Unintended Consequences
There is a risk that the effect will be to lower average deferral rates, not increase it, if they set the default rate too low. The majority of employers which have an auto-escalation feature start the initial deferral rate in the 3 percent to 3.99 percent range, with the annual auto-increase rate between one and two percent. Just over one quarter of employers set the auto deferral rate at 4 percent or higher. For those employers who don’t use an auto-increase feature, 40 percent set the auto-deferral rate at 4 percent and above.
One commonly held belief is that employees should be setting aside around 10 percent or more of their salaries, depending on their personal circumstances. However,
- less than one in four participants covered by the WorldatWork survey say they contribute more than 7 percent.
- only 14 percent of employers said more than half of their employees make the maximum allowable contribution to their plan.
- slightly more than half said less than 10 percent of employees contribute the maximum.
One-Click Enrollment
Another approach to boosting employee deferrals was pioneered by 401(k) giant Vanguard, and may serve as an example to others. This approach is called “Enroll Now” and focuses on maximizing the simplicity of the voluntary enrollment process as opposed to auto-enrollment.
Similar to Amazon’s “buy with one click” feature, employees can simply sign up with one click. If they do this, they will be defaulted into whatever you have set up, in terms of contribution rate, auto-escalation features, and qualified default investment alternative (or QDIA, see sidebar for definition).
Employees can move out of those defaults later, if they choose to.
Role of Target Date Funds
Target date funds are by far the most popular QDIAs. The research firm of Cerulli** estimates that 42 percent of all 401(k) contributions go into target date funds. Cerulli further predicts this number will rise to 63 percent in five years.
Vanguard predicts that within two years, 75 percent of newly enrolled 401(k) participants will be steering dollars into target date funds.
Target date funds generally work well for participants, for a variety of reasons. As employees reach and pass their intended retirement date, they tend to become more conservatively invested. Plus, they tend to maintain their chosen asset mix for any given stage of the “glide path” of changing allocations amid up and down markets. (See below.)

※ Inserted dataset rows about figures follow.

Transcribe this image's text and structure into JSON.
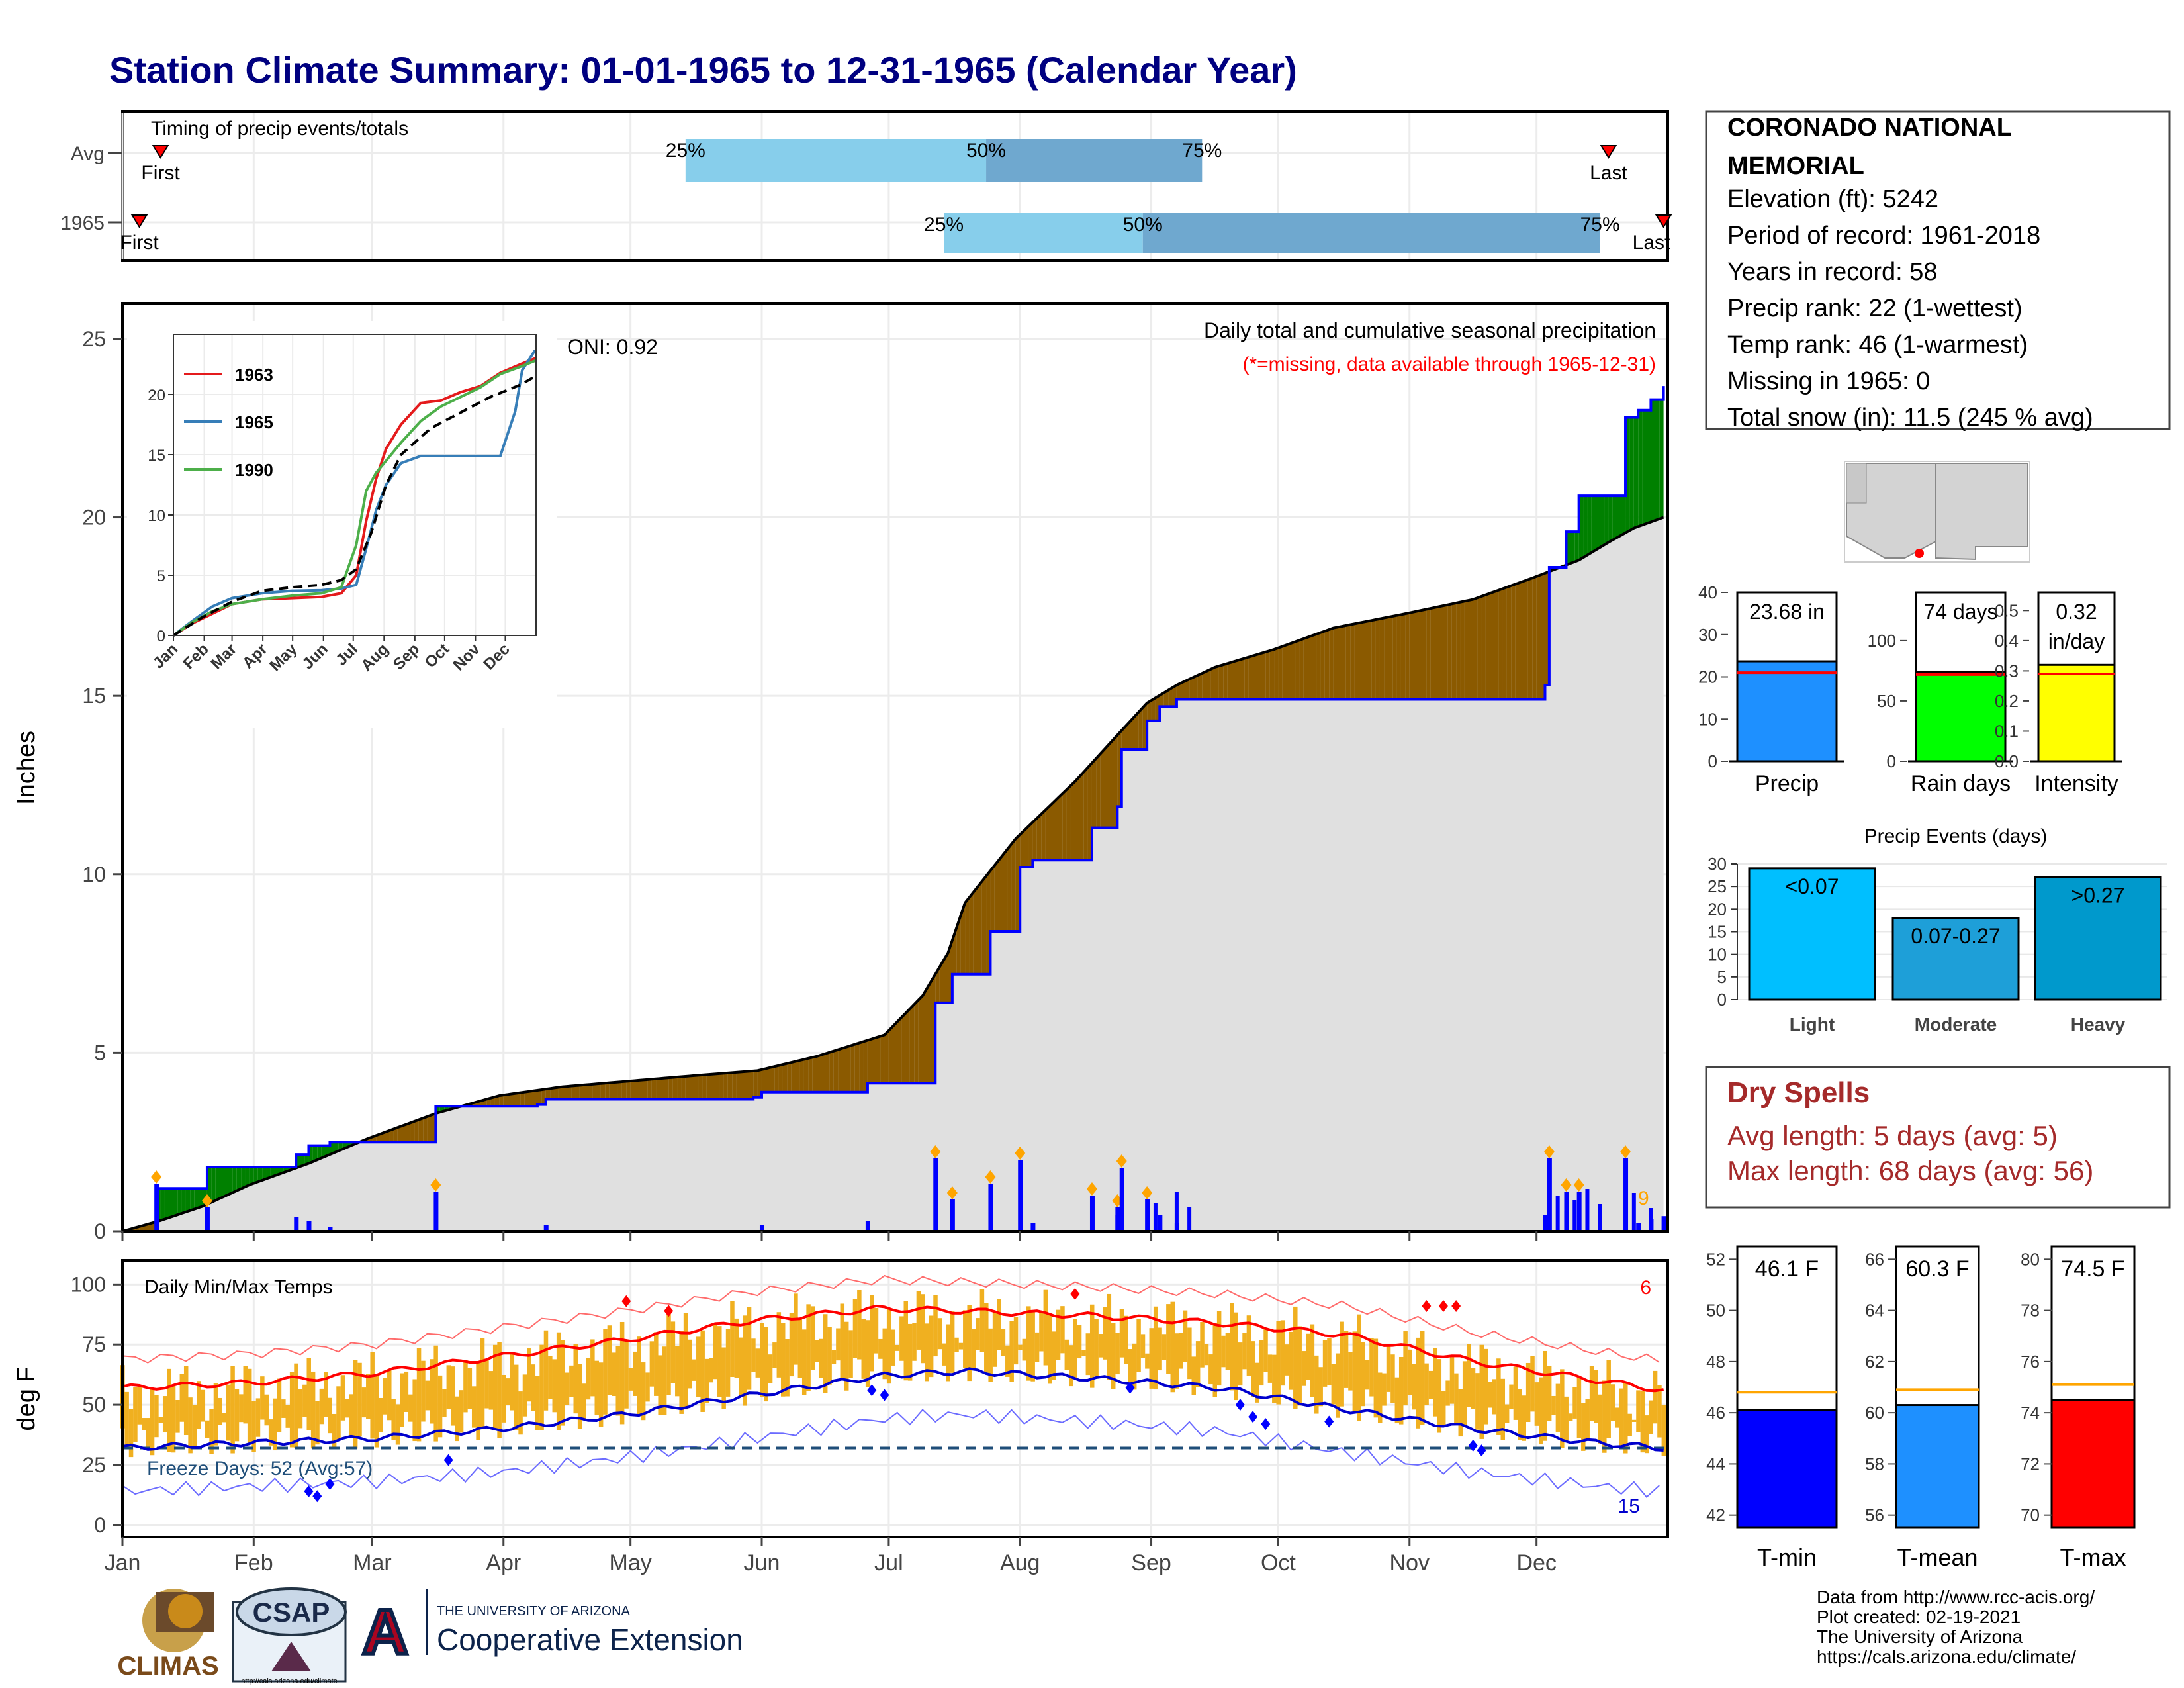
{
  "title": "Station Climate Summary: 01-01-1965 to 12-31-1965 (Calendar Year)",
  "colors": {
    "title": "#000080",
    "light_blue": "#87ceeb",
    "mid_blue": "#6fa8cf",
    "brown": "#8b5a00",
    "green": "#008000",
    "grey_fill": "#e0e0e0",
    "obs_line": "#0000ff",
    "tmax": "#ff0000",
    "tmin": "#0000cd",
    "bars_temp": "#f0b020",
    "orange": "#ffa500",
    "freeze": "#1f4e79"
  },
  "timing": {
    "label": "Timing of precip events/totals",
    "rows": [
      {
        "name": "Avg",
        "first": "First",
        "last": "Last",
        "p25": "25%",
        "p50": "50%",
        "p75": "75%",
        "first_doy": 10,
        "p25_doy": 134,
        "p50_doy": 205,
        "p75_doy": 256,
        "last_doy": 352
      },
      {
        "name": "1965",
        "first": "First",
        "last": "Last",
        "p25": "25%",
        "p50": "50%",
        "p75": "75%",
        "first_doy": 5,
        "p25_doy": 195,
        "p50_doy": 242,
        "p75_doy": 350,
        "last_doy": 365
      }
    ]
  },
  "precip": {
    "ylabel": "Inches",
    "title": "Daily total and cumulative seasonal precipitation",
    "subtitle": "(*=missing, data available through 1965-12-31)",
    "oni": "ONI: 0.92",
    "ylim": [
      0,
      26
    ],
    "yticks": [
      "0",
      "5",
      "10",
      "15",
      "20",
      "25"
    ],
    "month_labels": [
      "Jan",
      "Feb",
      "Mar",
      "Apr",
      "May",
      "Jun",
      "Jul",
      "Aug",
      "Sep",
      "Oct",
      "Nov",
      "Dec"
    ],
    "annotation_count": "9"
  },
  "inset": {
    "legend": [
      "1963",
      "1965",
      "1990"
    ],
    "legend_colors": [
      "#e41a1c",
      "#377eb8",
      "#4daf4a"
    ],
    "yticks": [
      "0",
      "5",
      "10",
      "15",
      "20"
    ],
    "xticks": [
      "Jan",
      "Feb",
      "Mar",
      "Apr",
      "May",
      "Jun",
      "Jul",
      "Aug",
      "Sep",
      "Oct",
      "Nov",
      "Dec"
    ]
  },
  "temps": {
    "ylabel": "deg F",
    "label": "Daily Min/Max Temps",
    "freeze_label": "Freeze Days: 52 (Avg:57)",
    "count_hot": "6",
    "count_cold": "15",
    "yticks": [
      "0",
      "25",
      "50",
      "75",
      "100"
    ],
    "ylim": [
      -5,
      110
    ]
  },
  "station": {
    "name_line1": "CORONADO NATIONAL",
    "name_line2": "MEMORIAL",
    "lines": [
      "Elevation (ft): 5242",
      "Period of record: 1961-2018",
      "Years in record: 58",
      "Precip rank: 22 (1-wettest)",
      "Temp rank: 46 (1-warmest)",
      "Missing in 1965: 0",
      "Total snow (in): 11.5 (245 % avg)"
    ]
  },
  "mini_bars": [
    {
      "label": "Precip",
      "value_text": "23.68 in",
      "value": 23.68,
      "avg": 21,
      "color": "#1e90ff",
      "ymax": 40,
      "yticks": [
        "0",
        "10",
        "20",
        "30",
        "40"
      ]
    },
    {
      "label": "Rain days",
      "value_text": "74 days",
      "value": 74,
      "avg": 72,
      "color": "#00ff00",
      "ymax": 140,
      "yticks": [
        "0",
        "50",
        "100"
      ]
    },
    {
      "label": "Intensity",
      "value_text": "0.32",
      "value_text2": "in/day",
      "value": 0.32,
      "avg": 0.29,
      "color": "#ffff00",
      "ymax": 0.56,
      "yticks": [
        "0.0",
        "0.1",
        "0.2",
        "0.3",
        "0.4",
        "0.5"
      ]
    }
  ],
  "precip_events": {
    "title": "Precip Events (days)",
    "categories": [
      "Light",
      "Moderate",
      "Heavy"
    ],
    "values": [
      29,
      18,
      27
    ],
    "value_labels": [
      "<0.07",
      "0.07-0.27",
      ">0.27"
    ],
    "colors": [
      "#00bfff",
      "#1e9fd8",
      "#0099cc"
    ],
    "yticks": [
      "0",
      "5",
      "10",
      "15",
      "20",
      "25",
      "30"
    ]
  },
  "dry_spells": {
    "title": "Dry Spells",
    "avg": "Avg length: 5 days (avg: 5)",
    "max": "Max length: 68 days (avg: 56)"
  },
  "temp_bars": [
    {
      "label": "T-min",
      "value_text": "46.1 F",
      "value": 46.1,
      "avg": 46.8,
      "color": "#0000ff",
      "ylim": [
        41.5,
        52.5
      ],
      "yticks": [
        "42",
        "44",
        "46",
        "48",
        "50",
        "52"
      ]
    },
    {
      "label": "T-mean",
      "value_text": "60.3 F",
      "value": 60.3,
      "avg": 60.9,
      "color": "#1e90ff",
      "ylim": [
        55.5,
        66.5
      ],
      "yticks": [
        "56",
        "58",
        "60",
        "62",
        "64",
        "66"
      ]
    },
    {
      "label": "T-max",
      "value_text": "74.5 F",
      "value": 74.5,
      "avg": 75.1,
      "color": "#ff0000",
      "ylim": [
        69.5,
        80.5
      ],
      "yticks": [
        "70",
        "72",
        "74",
        "76",
        "78",
        "80"
      ]
    }
  ],
  "footer": {
    "lines": [
      "Data from http://www.rcc-acis.org/",
      "Plot created: 02-19-2021",
      "The University of Arizona",
      "https://cals.arizona.edu/climate/"
    ],
    "climas": "CLIMAS",
    "csap": "CSAP",
    "csap_url": "http://cals.arizona.edu/climate",
    "ua_small": "THE UNIVERSITY OF ARIZONA",
    "ua_big": "Cooperative Extension"
  },
  "chart_data": [
    {
      "type": "area",
      "title": "Daily total and cumulative seasonal precipitation",
      "ylabel": "Inches",
      "ylim": [
        0,
        26
      ],
      "x_unit": "day of year 1965",
      "series": [
        {
          "name": "",
          "x": [
            1,
            10,
            20,
            31,
            45,
            59,
            75,
            90,
            105,
            120,
            135,
            151,
            165,
            181,
            190,
            196,
            200,
            212,
            226,
            236,
            243,
            250,
            259,
            273,
            287,
            304,
            320,
            334,
            345,
            352,
            358,
            365
          ],
          "values": [
            0,
            0.3,
            0.7,
            1.3,
            1.9,
            2.6,
            3.3,
            3.8,
            4.05,
            4.2,
            4.35,
            4.5,
            4.9,
            5.5,
            6.6,
            7.8,
            9.2,
            11.0,
            12.6,
            13.9,
            14.8,
            15.3,
            15.8,
            16.3,
            16.9,
            17.3,
            17.7,
            18.3,
            18.8,
            19.3,
            19.7,
            20.0
          ]
        },
        {
          "name": "",
          "x": [
            1,
            8,
            9,
            20,
            21,
            40,
            42,
            45,
            50,
            70,
            75,
            99,
            101,
            150,
            152,
            175,
            177,
            191,
            193,
            197,
            206,
            213,
            216,
            230,
            236,
            237,
            243,
            246,
            250,
            270,
            300,
            310,
            321,
            330,
            337,
            338,
            342,
            345,
            350,
            356,
            359,
            362,
            365
          ],
          "values": [
            0,
            0,
            1.2,
            1.2,
            1.8,
            1.8,
            2.15,
            2.4,
            2.5,
            2.5,
            3.5,
            3.55,
            3.7,
            3.75,
            3.9,
            3.9,
            4.15,
            4.15,
            6.4,
            7.2,
            8.4,
            10.2,
            10.4,
            11.3,
            11.9,
            13.5,
            14.3,
            14.7,
            14.9,
            14.9,
            14.9,
            14.9,
            14.9,
            14.9,
            15.3,
            18.6,
            19.6,
            20.6,
            20.6,
            22.8,
            23.0,
            23.3,
            23.68
          ]
        }
      ]
    },
    {
      "type": "line",
      "title": "",
      "ylim": [
        0,
        25
      ],
      "x_unit": "day of year",
      "series": [
        {
          "name": "1963",
          "x": [
            1,
            20,
            40,
            60,
            90,
            120,
            150,
            170,
            185,
            195,
            205,
            215,
            230,
            250,
            270,
            290,
            310,
            330,
            350,
            365
          ],
          "values": [
            0,
            1.0,
            1.8,
            2.6,
            3.0,
            3.1,
            3.2,
            3.5,
            5.0,
            9.5,
            13.0,
            15.5,
            17.5,
            19.3,
            19.5,
            20.2,
            20.7,
            21.8,
            22.5,
            23.0
          ]
        },
        {
          "name": "1965",
          "x": [
            1,
            20,
            40,
            60,
            90,
            120,
            150,
            170,
            185,
            195,
            205,
            215,
            230,
            250,
            270,
            290,
            310,
            330,
            345,
            352,
            365
          ],
          "values": [
            0,
            1.2,
            2.4,
            3.1,
            3.5,
            3.7,
            3.75,
            3.9,
            4.2,
            7.2,
            10.4,
            12.5,
            14.3,
            14.9,
            14.9,
            14.9,
            14.9,
            14.9,
            18.6,
            22.0,
            23.68
          ]
        },
        {
          "name": "1990",
          "x": [
            1,
            20,
            40,
            60,
            90,
            120,
            150,
            170,
            185,
            195,
            205,
            215,
            230,
            250,
            270,
            290,
            310,
            330,
            350,
            365
          ],
          "values": [
            0,
            1.1,
            2.0,
            2.6,
            3.0,
            3.3,
            3.5,
            4.0,
            7.5,
            12.0,
            13.5,
            14.5,
            16.0,
            17.8,
            19.0,
            19.8,
            20.6,
            21.7,
            22.3,
            22.8
          ]
        },
        {
          "name": "",
          "x": [
            1,
            30,
            60,
            90,
            120,
            150,
            170,
            185,
            200,
            215,
            230,
            260,
            290,
            320,
            350,
            365
          ],
          "values": [
            0,
            1.5,
            2.8,
            3.7,
            4.0,
            4.2,
            4.6,
            5.5,
            8.5,
            12.5,
            15.0,
            17.2,
            18.5,
            19.8,
            20.8,
            21.5
          ]
        }
      ]
    },
    {
      "type": "line",
      "title": "Daily Min/Max Temps",
      "ylabel": "deg F",
      "ylim": [
        -5,
        110
      ],
      "x_unit": "day of year 1965",
      "series": [
        {
          "name": "",
          "x": [
            1,
            30,
            60,
            90,
            120,
            150,
            180,
            200,
            230,
            260,
            290,
            320,
            350,
            365
          ],
          "values": [
            57,
            59,
            63,
            70,
            77,
            85,
            90,
            89,
            87,
            84,
            79,
            68,
            60,
            56
          ]
        },
        {
          "name": "",
          "x": [
            1,
            30,
            60,
            90,
            120,
            150,
            180,
            200,
            230,
            260,
            290,
            320,
            350,
            365
          ],
          "values": [
            32,
            34,
            36,
            40,
            46,
            54,
            62,
            64,
            61,
            57,
            48,
            40,
            34,
            32
          ]
        }
      ]
    },
    {
      "type": "bar",
      "title": "Precip Events (days)",
      "categories": [
        "Light",
        "Moderate",
        "Heavy"
      ],
      "values": [
        29,
        18,
        27
      ],
      "ylim": [
        0,
        30
      ]
    }
  ]
}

With the automatic rebalancing feature, if the stock market rises the proportion of stocks in the portfolio becomes a greater percentage of the total (by virtue of a higher stock price), according to the fund’s glide path. If that happens stocks will be sold to get it back to where it’s supposed to be. The opposite happens in a down market. This guards against the classic undisciplined investor’s blunder: buy high and sell low.
Target date funds also help employees avoid falling into the trap of being too conservatively, or too aggressively, invested.
Generally, the combination of automatic or a highly streamlined enrollment and target date funds will go a long way towards helping your employees get the most bang for their 401(k) investments — and therefore so will the employer.
Key Terms
QDIA or qualified default investment alternative refers to certain types of investment services which employers can use to manage retirement accounts on behalf of their employees.
Glide path refers to the formula used to allocate assets in a target date fund. The closer the fund gets to the target date, the more conservative the asset allocation becomes.